The demo project has a realistic multi-module Python application that Orbit can actually index:

  • src/crypto/hash.py — weak_hash() using MD5, plus a safe strong_hash() using SHA-256
  • src/auth/tokens.py — token generation using weak_hash for fingerprinting
  • src/auth/handler.py — authentication middleware, calls generate_token()
  • src/auth/session.py — session management, calls refresh_token()
  • src/api/routes.py — five public API endpoints calling into the auth and billing layers
  • src/billing/invoice.py — invoice creation and signing, also uses weak_hash
  • src/notifications/alerts.py — security alerting

This gives Orbit a real dependency graph to traverse. The weak_hash function has actual downstream callers in production code paths that reach public endpoints — which is what made the Shield demo meaningful rather than contrived.

28 tests across all modules, all passing.

Challenges

Orbit DSL in beta. The query language is documented but sparse. We worked from the schema introspection and trial and error to get the entity types and filter operators right. The pathfinding query in particular took several iterations to get the source/target structure correct.

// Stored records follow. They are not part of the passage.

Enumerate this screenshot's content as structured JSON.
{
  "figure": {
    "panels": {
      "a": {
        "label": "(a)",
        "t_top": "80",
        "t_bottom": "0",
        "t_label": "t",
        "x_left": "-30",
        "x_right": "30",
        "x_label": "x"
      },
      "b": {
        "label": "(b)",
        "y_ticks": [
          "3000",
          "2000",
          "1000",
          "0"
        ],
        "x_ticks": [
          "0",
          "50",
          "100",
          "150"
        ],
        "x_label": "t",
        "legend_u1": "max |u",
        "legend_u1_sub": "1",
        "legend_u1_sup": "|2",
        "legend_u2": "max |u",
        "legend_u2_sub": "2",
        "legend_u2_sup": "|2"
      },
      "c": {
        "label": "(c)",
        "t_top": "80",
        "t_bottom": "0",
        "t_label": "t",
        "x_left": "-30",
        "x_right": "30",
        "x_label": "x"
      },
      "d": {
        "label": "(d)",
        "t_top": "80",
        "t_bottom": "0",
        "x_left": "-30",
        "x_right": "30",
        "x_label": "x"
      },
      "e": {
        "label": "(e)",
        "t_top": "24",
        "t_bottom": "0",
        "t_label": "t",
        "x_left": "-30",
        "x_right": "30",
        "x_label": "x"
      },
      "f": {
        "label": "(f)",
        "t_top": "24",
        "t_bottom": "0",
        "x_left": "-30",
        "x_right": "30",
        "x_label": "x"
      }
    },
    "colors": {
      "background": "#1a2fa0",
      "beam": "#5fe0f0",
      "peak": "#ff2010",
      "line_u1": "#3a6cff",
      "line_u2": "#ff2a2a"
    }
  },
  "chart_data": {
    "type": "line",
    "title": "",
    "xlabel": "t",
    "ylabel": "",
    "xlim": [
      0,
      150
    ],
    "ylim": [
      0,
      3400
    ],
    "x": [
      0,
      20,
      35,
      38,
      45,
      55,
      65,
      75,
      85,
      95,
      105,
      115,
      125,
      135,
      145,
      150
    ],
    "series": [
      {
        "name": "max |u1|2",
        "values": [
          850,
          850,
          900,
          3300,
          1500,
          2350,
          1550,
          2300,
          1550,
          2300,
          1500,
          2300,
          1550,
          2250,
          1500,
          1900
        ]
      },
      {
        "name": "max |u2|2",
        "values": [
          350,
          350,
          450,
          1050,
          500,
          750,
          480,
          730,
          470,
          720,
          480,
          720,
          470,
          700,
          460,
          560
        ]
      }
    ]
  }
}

WebSocket timeout. The platform drops connections around the 2-minute mark. Shield's full run — read issue, three Orbit queries, grep fallback, post the propagation report, create three child issues — runs right at that boundary. We saw it drop on the last child issue create and complete on retry. The session log shows exactly this: the billing team child issue was being created when the WebSocket closed with code 1006, the platform retried, and it completed successfully. For a production deployment you'd split the flow into a report stage and a create-issues stage, or handle the timeout more gracefully.

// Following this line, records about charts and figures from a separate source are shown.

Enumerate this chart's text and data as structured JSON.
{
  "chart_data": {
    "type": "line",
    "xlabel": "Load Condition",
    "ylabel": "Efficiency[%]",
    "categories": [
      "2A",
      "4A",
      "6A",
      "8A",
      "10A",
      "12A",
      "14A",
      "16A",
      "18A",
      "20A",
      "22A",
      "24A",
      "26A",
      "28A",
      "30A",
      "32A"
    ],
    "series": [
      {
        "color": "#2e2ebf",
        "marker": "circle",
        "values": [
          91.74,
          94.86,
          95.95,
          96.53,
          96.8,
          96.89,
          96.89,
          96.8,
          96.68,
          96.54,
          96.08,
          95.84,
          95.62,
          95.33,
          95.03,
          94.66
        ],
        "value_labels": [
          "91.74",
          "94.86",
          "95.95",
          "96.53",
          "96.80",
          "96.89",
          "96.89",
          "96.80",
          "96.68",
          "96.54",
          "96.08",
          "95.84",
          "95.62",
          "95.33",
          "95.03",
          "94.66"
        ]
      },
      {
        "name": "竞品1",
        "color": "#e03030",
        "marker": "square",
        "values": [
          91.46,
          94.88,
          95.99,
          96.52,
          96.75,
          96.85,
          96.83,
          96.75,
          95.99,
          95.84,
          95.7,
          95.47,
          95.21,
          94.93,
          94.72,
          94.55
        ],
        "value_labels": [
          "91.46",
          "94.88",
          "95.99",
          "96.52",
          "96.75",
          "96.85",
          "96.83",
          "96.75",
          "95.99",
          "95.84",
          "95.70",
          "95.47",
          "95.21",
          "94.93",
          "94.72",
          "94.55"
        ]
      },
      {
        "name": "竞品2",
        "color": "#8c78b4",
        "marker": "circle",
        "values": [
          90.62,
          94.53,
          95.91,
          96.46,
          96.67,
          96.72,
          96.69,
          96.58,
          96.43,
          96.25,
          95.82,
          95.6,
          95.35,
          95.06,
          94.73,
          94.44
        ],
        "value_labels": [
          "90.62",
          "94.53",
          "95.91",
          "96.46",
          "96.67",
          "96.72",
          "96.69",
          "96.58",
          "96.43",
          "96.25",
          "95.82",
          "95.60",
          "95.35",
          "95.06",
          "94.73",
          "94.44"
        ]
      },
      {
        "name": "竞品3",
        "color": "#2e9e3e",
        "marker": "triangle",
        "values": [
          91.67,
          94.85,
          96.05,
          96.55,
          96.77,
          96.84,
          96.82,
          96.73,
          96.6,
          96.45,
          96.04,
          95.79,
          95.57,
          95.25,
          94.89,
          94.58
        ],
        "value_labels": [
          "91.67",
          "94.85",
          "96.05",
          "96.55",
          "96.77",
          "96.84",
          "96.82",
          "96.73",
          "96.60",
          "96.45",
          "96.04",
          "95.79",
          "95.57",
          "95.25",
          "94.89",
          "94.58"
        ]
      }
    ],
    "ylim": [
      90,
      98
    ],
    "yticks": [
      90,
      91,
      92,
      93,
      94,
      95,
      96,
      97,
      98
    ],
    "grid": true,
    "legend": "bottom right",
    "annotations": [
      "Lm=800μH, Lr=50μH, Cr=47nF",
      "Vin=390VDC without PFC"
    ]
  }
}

Service account discovery. The catalog-sync component creates service accounts automatically but doesn't surface their usernames anywhere obvious. We had to inspect the runner logs to find the @mention handles for each flow. Once found they worked exactly as expected, but it wasn't documented.

What's next

The most useful improvement is connecting Orbit's MCP interface directly so agents receive structured JSON graph data rather than parsing CLI text output. The current approach works but the agent has to interpret text representations of graph results, which is less reliable than operating on the structure directly.

The Radar impact score is a heuristic built on caller count and pipeline environment. With real incident data — which changes caused production failures and which didn't — you could build a much more accurate signal. Radar would go from "this touches 8 callers in a production pipeline, so it's High" to "changes with this pattern have caused incidents 23% of the time historically."

Shield could be extended to suggest the fix directly. It knows the vulnerable function and every caller. With a few more Orbit queries on function signatures and test coverage, it could generate the patch at the source and open an MR automatically.